Not only does gravity keep us safely on the ground and hold the planets in alignment, but now it may soon get the credit for saving the whole universe. Physicists at the Imperial College London and the Universities of Copenhagen and Helsinki believe that the interaction between Higgs boson particles and gravity had a stabilizing effect on the very early universe, thereby preventing the Big Crunch – a catastrophic collapse into nothing – from occurring shortly after the Big Bang.
Without this interaction, the Higgs field – which is uniform throughout the universe and is responsible for giving matter mass – would have gained too much energy and kicked the universe over a very high energy hill and then down into a deep valley of energy space. In a matter of microseconds, the universe would then have became too unstable to continue inflating and collapsed in on itself.

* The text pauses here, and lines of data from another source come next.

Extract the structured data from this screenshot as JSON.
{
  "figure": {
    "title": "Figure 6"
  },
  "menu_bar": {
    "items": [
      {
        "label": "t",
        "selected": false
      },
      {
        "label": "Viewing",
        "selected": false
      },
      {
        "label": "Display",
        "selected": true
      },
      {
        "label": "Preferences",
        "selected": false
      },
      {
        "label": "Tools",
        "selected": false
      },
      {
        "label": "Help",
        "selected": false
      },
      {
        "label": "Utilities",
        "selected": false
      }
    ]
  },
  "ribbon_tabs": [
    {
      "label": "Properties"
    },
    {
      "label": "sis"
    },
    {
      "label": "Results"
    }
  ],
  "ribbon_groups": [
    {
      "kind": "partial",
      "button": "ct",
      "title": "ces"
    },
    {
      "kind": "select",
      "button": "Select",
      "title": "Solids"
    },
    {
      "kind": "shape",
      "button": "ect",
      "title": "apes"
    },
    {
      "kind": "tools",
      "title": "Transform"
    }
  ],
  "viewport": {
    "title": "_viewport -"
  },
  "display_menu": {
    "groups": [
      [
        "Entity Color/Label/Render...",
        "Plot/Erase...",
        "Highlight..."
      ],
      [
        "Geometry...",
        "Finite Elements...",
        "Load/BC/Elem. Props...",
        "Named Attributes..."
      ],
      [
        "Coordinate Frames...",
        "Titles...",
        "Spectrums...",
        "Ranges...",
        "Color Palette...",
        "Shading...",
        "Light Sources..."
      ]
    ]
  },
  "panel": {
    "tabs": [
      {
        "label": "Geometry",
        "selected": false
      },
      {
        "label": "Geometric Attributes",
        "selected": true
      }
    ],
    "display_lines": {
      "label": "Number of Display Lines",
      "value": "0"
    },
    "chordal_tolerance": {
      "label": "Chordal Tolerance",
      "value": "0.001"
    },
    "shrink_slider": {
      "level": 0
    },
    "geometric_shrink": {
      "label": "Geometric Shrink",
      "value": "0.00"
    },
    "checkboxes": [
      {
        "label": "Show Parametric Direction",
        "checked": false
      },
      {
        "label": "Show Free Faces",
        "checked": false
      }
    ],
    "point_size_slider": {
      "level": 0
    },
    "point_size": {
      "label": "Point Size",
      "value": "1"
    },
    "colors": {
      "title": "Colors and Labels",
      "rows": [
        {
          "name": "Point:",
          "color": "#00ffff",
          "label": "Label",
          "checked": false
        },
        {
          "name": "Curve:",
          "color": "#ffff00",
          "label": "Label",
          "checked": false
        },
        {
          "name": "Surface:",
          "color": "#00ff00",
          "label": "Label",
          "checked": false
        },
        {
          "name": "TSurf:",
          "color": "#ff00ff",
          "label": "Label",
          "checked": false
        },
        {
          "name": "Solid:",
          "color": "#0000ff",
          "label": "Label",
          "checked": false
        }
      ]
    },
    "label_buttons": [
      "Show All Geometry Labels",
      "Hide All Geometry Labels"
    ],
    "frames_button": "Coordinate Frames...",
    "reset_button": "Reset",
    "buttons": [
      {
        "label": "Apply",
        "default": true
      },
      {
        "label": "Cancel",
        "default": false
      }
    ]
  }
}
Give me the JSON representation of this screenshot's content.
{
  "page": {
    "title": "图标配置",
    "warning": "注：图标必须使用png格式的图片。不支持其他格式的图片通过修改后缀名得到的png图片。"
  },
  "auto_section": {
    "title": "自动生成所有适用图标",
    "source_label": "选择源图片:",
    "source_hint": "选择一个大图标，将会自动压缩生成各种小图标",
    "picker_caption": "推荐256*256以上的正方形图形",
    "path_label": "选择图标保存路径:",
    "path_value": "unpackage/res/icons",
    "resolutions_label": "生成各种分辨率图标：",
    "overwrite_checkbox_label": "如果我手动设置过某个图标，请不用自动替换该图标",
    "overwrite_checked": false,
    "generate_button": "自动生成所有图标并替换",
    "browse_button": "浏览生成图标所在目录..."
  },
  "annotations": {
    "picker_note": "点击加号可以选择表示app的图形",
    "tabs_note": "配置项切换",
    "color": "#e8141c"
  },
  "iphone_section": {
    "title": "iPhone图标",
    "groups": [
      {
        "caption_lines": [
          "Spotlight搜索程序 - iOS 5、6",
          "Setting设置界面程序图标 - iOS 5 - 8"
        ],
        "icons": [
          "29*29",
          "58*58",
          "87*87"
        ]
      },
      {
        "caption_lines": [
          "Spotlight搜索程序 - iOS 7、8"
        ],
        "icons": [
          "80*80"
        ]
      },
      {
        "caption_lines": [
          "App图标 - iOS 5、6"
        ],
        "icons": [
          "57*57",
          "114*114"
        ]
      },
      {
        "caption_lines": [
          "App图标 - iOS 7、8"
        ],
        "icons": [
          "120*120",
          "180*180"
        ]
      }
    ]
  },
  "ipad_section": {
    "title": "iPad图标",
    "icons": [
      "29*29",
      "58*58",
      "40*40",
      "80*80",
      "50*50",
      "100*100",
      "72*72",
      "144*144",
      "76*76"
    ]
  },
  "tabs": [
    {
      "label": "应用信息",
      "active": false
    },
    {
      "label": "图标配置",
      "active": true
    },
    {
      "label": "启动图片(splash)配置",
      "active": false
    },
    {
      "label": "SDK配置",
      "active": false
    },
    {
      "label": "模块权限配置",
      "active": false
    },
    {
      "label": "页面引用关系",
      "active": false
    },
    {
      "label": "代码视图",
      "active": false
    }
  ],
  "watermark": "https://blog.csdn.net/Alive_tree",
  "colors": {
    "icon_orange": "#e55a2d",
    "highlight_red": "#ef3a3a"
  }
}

But the researchers suggest that the curving of space-time – gravity – held everything together, preventing decay. "[The interaction between the Higgs particle and gravity] cannot be measured in particle accelerator experiments, but it has a big effect on the Higgs instability during inflation," explains Imperial College London professor Arttu Rajantie. "Even a relatively small value is enough to explain the survival of the universe without any new physics."
The team hopes to measure this interaction using cosmological data from current and future European Space Agency missions. "If we are able to do that," says Rajantie, "we will have supplied the last unknown number in the Standard Model of particle physics and be closer to answering fundamental questions about how we are all here."
A paper describing the research was published in the journal Physical Review Letters.